Recent studies, from even as far back as 2012, show that the global data economy is growing exponentially, much faster than previously anticipated. The information that internet users output in their day to day use of the web has rapidly built an industry which is manufacturing and marketing a new commodity-like asset: data. An asset one that will soon be worth more than even the most highly valued commodities.
However, this multibillion-dollar data industry, which is sold by data brokers, and is presently built upon a flawed foundation; one which not only permits but benefits data brokers to exploit consumers and businesses alike. Today, these brokers essentially steal data that is produced by an individual and then pass it onto companies who pay top dollar for what is often meaningless information.
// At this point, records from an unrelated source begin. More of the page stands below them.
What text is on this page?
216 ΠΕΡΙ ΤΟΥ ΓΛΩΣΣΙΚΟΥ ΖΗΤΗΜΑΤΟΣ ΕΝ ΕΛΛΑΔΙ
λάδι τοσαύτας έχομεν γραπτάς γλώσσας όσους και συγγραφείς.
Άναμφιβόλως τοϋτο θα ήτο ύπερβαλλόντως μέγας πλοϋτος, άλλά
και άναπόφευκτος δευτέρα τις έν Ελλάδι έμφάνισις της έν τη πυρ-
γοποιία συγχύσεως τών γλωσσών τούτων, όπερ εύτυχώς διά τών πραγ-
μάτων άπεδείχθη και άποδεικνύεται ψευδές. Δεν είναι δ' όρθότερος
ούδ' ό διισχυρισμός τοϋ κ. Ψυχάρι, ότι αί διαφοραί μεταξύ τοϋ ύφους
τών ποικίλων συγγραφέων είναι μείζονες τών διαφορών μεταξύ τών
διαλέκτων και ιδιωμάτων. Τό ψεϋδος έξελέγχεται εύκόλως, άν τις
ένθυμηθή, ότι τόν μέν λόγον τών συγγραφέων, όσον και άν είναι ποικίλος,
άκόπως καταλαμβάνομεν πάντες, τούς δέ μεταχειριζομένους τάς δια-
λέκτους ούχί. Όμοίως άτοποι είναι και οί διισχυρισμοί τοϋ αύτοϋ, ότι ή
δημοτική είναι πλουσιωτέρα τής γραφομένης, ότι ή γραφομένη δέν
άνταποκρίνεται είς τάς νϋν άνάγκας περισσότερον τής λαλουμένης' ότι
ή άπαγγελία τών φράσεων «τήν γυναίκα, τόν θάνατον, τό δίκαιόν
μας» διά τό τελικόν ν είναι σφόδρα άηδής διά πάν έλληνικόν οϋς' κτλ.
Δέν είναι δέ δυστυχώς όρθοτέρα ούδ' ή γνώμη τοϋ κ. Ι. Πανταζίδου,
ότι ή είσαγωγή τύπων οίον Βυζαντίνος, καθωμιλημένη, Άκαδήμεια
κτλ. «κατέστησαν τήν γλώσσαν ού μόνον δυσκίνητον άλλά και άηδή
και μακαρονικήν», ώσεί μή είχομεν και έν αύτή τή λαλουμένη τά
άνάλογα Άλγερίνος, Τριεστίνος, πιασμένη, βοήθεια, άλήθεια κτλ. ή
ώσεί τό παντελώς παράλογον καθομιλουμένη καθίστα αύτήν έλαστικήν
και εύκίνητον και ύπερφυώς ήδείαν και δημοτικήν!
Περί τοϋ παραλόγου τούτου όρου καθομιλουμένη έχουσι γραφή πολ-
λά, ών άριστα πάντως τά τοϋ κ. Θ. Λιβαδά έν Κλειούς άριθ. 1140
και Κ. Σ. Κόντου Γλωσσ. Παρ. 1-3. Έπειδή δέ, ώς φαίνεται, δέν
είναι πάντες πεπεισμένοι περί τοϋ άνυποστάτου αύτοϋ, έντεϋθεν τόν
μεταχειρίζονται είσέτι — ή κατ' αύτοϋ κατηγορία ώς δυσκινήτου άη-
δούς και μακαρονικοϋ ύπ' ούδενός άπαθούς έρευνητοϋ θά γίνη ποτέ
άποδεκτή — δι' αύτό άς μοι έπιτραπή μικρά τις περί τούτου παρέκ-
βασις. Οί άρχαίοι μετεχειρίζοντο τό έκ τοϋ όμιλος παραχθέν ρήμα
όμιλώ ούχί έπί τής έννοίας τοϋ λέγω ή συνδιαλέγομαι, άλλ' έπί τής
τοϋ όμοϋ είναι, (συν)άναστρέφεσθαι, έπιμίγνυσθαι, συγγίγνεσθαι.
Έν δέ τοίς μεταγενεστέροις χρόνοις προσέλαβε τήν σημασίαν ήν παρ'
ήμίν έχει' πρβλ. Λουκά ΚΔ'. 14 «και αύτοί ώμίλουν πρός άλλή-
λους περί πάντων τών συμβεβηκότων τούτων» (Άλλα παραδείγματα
A few innovative companies are already trying to disrupt this system. Steemit, the first major social media platform built on the blockchain, was founded in 2016 to empower consumers to more fully control and benefit from their social data.
Last year, Steemit partnered with Datawallet, an app with tens of thousands of signups already available on iOS and Android and outlined in a video here, to make further inroads in the battle against the data brokers.
Handing back revenues
While it seems counterintuitive for profit-seeking companies to hand back power (and revenues) to the people, there is a growing wave of businesses looking to provide next generation, consumer-friendly solutions to increasingly informed internet users.
Although they are the largest, Steemit is not the only player making waves to disrupt existing data-mining monopolies. For example, Singapore-based Indorse has been developing a user-centric and decentralized competitor to LinkedIn.
The revolutionary concept behind the idea of controlling one’s own data is that there exists a genuine potential to be paid for the same information users already submit while using the internet. As these brokers have long known: this data which is of great value commercially.
Blockchain is the technology powering the next generation of disruptive data businesses. Architected and engineered correctly, an immutable blockchain powered by smart contracts can guarantee the veracity and relevance of data, provide an audit trail where required, and deliver a payment channel to those ultimately responsible for value creation.
Serafin Lion Engel, Datawallet CEO said:
“With the recent re-launch of Datawallet as a blockchain-based app, we are further aligning ourselves with what’s more beneficial to consumers — transparency, trust, and the return of data ownership to consumers. Steemit has been a pioneering platform in the industry, built for the important and common mission to decentralize social media and fairly incentivize users for their engagement. As a result, they are a natural fit to partner with Datawallet.”
Changing the norm
Blockchain has long been evangelized as a technology that will transform many industries. After all, just because there is a tradition of operating a business, a society, or any system one way does not mean that method is best.
Technology as broadly applicable as blockchain can be the catalyst the disrupt entities perhaps as large as Facebook. Centralized platforms have currently attained a monopoly over the burgeoning data market, and are profiting massively from exploitative practices.
But if companies like Steemit and Datawallet have their way, the advent of blockchain and its advancement in mainstream attention may signal a remarkable shift to a new paradigm, a world where cryptocurrency levels the playing field and delivers user-friendly and controlled data-sharing solutions that are equitable and just.